Strategies for Computer-aided Drug Design in Developing Inhibitors for Dengue Virus (Flavivirus Genus)

Abstract

This study explores strategic applications of computer-aided drug design (CADD) to develop potential
inhibitors against dengue virus (DENV) (Flavivirus genus), focusing on the molecular docking
evaluation of gossypol and four of its derivatives: Schiff base, acetylated, dimethoxy, and hydrazone.

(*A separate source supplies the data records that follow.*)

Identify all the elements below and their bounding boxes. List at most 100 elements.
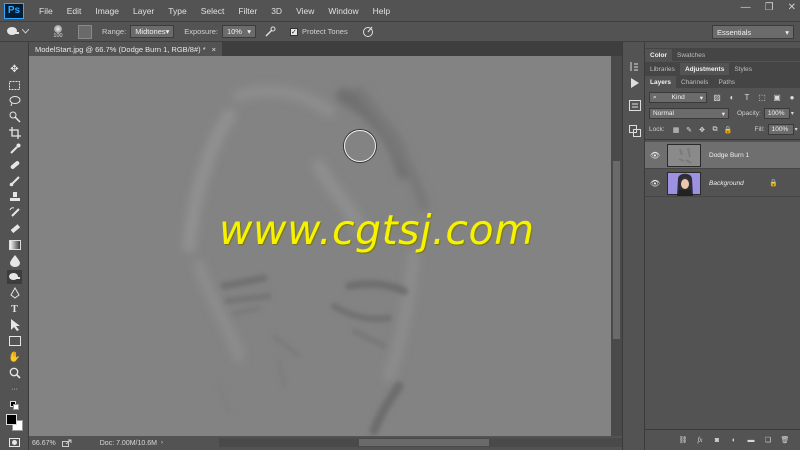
foreground-color-swatch[interactable] (6, 414, 17, 425)
healing-brush-tool-icon[interactable] (7, 158, 22, 172)
link-layers-icon[interactable]: ⛓ (678, 435, 688, 445)
brush-preset-picker[interactable]: 100 (48, 23, 68, 41)
document-tab[interactable]: ModelStart.jpg @ 66.7% (Dodge Burn 1, RG… (29, 42, 223, 56)
tab-swatches[interactable]: Swatches (672, 49, 710, 61)
tab-channels[interactable]: Channels (676, 76, 713, 88)
fill-input[interactable]: 100% (767, 124, 794, 135)
eraser-tool-icon[interactable] (7, 222, 22, 236)
color-panel-tabs: Color Swatches (645, 48, 800, 61)
menu-select[interactable]: Select (194, 6, 232, 16)
layer-style-icon[interactable]: fx (695, 435, 705, 445)
layer-comps-icon[interactable] (628, 124, 641, 137)
eye-icon[interactable]: 👁 (645, 151, 665, 160)
vertical-scrollbar-thumb[interactable] (613, 161, 620, 339)
chevron-down-icon[interactable]: ▾ (795, 126, 798, 133)
close-window-button[interactable]: ✕ (788, 2, 796, 13)
properties-panel-icon[interactable] (628, 99, 641, 112)
horizontal-scrollbar[interactable] (219, 438, 635, 447)
hand-tool-icon[interactable]: ✋ (7, 350, 22, 364)
filter-toggle-icon[interactable]: ● (787, 93, 797, 103)
new-adjustment-layer-icon[interactable]: ◐ (729, 435, 739, 445)
minimize-button[interactable]: — (741, 2, 751, 13)
workspace-switcher[interactable]: Essentials ▾ (712, 25, 794, 39)
exposure-label: Exposure: (184, 27, 218, 36)
menu-filter[interactable]: Filter (231, 6, 264, 16)
menu-3d[interactable]: 3D (264, 6, 289, 16)
clone-stamp-tool-icon[interactable] (7, 190, 22, 204)
pen-tool-icon[interactable] (7, 286, 22, 300)
protect-tones-checkbox[interactable]: ✓ (289, 27, 298, 36)
brush-tool-icon[interactable] (7, 174, 22, 188)
chevron-right-icon[interactable]: › (161, 440, 163, 446)
airbrush-icon[interactable] (264, 26, 276, 38)
range-select[interactable]: Midtones ▾ (130, 25, 175, 38)
default-colors-icon[interactable] (7, 400, 22, 410)
pressure-size-icon[interactable] (362, 26, 374, 38)
exposure-input[interactable]: 10% ▾ (221, 25, 256, 38)
vertical-scrollbar[interactable] (611, 56, 622, 436)
lock-transparency-icon[interactable]: ▦ (672, 125, 681, 134)
opacity-input[interactable]: 100% (763, 108, 790, 119)
rectangle-tool-icon[interactable] (7, 334, 22, 348)
horizontal-scrollbar-thumb[interactable] (359, 439, 489, 446)
menu-help[interactable]: Help (366, 6, 397, 16)
quick-selection-tool-icon[interactable] (7, 110, 22, 124)
restore-button[interactable]: ❐ (765, 2, 774, 13)
lasso-tool-icon[interactable] (7, 94, 22, 108)
type-tool-icon[interactable]: T (7, 302, 22, 316)
quick-mask-icon[interactable] (7, 435, 22, 449)
lock-position-icon[interactable]: ✥ (698, 125, 707, 134)
edit-toolbar-icon[interactable]: ··· (7, 382, 22, 396)
history-panel-icon[interactable] (628, 60, 641, 73)
history-brush-tool-icon[interactable] (7, 206, 22, 220)
brush-panel-toggle-icon[interactable] (78, 24, 92, 39)
menu-edit[interactable]: Edit (60, 6, 89, 16)
layer-row-background[interactable]: 👁 Background 🔒 (645, 170, 800, 197)
crop-tool-icon[interactable] (7, 126, 22, 140)
pixel-filter-icon[interactable]: ▨ (712, 93, 722, 103)
move-tool-icon[interactable]: ✥ (7, 62, 22, 76)
blend-mode-select[interactable]: Normal ▾ (649, 108, 729, 119)
adjustment-filter-icon[interactable]: ◐ (727, 93, 737, 103)
tool-preset-picker[interactable] (6, 24, 38, 40)
document-canvas[interactable]: www.cgtsj.com (29, 56, 611, 436)
lock-artboard-icon[interactable]: ⧉ (711, 125, 720, 134)
kind-filter-select[interactable]: ⌕ Kind ▾ (649, 92, 707, 103)
menu-view[interactable]: View (289, 6, 321, 16)
tab-styles[interactable]: Styles (729, 63, 757, 75)
delete-layer-icon[interactable]: 🗑 (780, 435, 790, 445)
layer-row-dodge-burn[interactable]: 👁 Dodge Burn 1 (645, 142, 800, 169)
share-icon[interactable] (61, 439, 72, 447)
dodge-tool-icon[interactable] (7, 270, 22, 284)
document-tab-bar: ModelStart.jpg @ 66.7% (Dodge Burn 1, RG… (29, 42, 622, 56)
new-group-icon[interactable]: ▬ (746, 435, 756, 445)
tab-color[interactable]: Color (645, 49, 672, 61)
add-mask-icon[interactable]: ◙ (712, 435, 722, 445)
lock-pixels-icon[interactable]: ✎ (685, 125, 694, 134)
blur-tool-icon[interactable] (7, 254, 22, 268)
actions-play-icon[interactable] (628, 76, 641, 89)
smart-object-filter-icon[interactable]: ▣ (772, 93, 782, 103)
marquee-tool-icon[interactable] (7, 78, 22, 92)
close-icon[interactable]: × (212, 45, 216, 54)
tab-adjustments[interactable]: Adjustments (679, 63, 730, 75)
tab-layers[interactable]: Layers (645, 76, 676, 88)
menu-layer[interactable]: Layer (126, 6, 161, 16)
shape-filter-icon[interactable]: ⬚ (757, 93, 767, 103)
chevron-down-icon[interactable]: ▾ (791, 110, 794, 117)
type-filter-icon[interactable]: T (742, 93, 752, 103)
gradient-tool-icon[interactable] (7, 238, 22, 252)
new-layer-icon[interactable]: ❏ (763, 435, 773, 445)
menu-image[interactable]: Image (88, 6, 126, 16)
zoom-level[interactable]: 66.67% (32, 440, 56, 447)
menu-window[interactable]: Window (321, 6, 365, 16)
eyedropper-tool-icon[interactable] (7, 142, 22, 156)
tab-libraries[interactable]: Libraries (645, 63, 680, 75)
menu-type[interactable]: Type (161, 6, 193, 16)
path-selection-tool-icon[interactable] (7, 318, 22, 332)
zoom-tool-icon[interactable] (7, 366, 22, 380)
eye-icon[interactable]: 👁 (645, 179, 665, 188)
menu-file[interactable]: File (32, 6, 60, 16)
lock-all-icon[interactable]: 🔒 (724, 125, 733, 134)
tab-paths[interactable]: Paths (713, 76, 740, 88)
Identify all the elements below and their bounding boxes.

Using AutoDock Vina, nine docking poses were generated for each ligand, with Mode 1 identified as the
most stable configuration across all compounds. Parent gossypol exhibited the strongest binding affinity
(–9.3 kcal/mol), facilitated by extensive hydrogen bonding and hydrophobic interactions within the viral
target’s active site. Gossypol hydrazone followed closely, benefiting from polar hydrazone functionalities
that enhanced receptor engagement (–7.2 kcal/mol). Dimethoxy gossypol displayed moderate affinity due
to hydrophobic enhancements, whereas Schiff base and acetylated gossypol showed diminished binding,
likely due to steric hindrance and reduced polar contacts. Root mean square deviation analyses affirmed
the stable binding of gossypol derivatives and the adaptability of the receptor’s pharmacophore region. The
findings demonstrate that small functional group modifications significantly influence binding strength
and orientation. Hydrazone substitution emerged as a promising strategy, whereas excessive steric bulk,
as in acetylation, adversely affected binding. These results underscore the importance of polarity, scaffold
rigidity, and hydrophobic balance in designing potent inhibitors. The study advocates further refinement
of the gossypol scaffold, incorporating dynamic simulation and structure-activity relationship analysis to
optimize antiviral lead compounds. The integration of docking simulations into early-stage drug discovery
proves valuable for rational inhibitor design against DENV.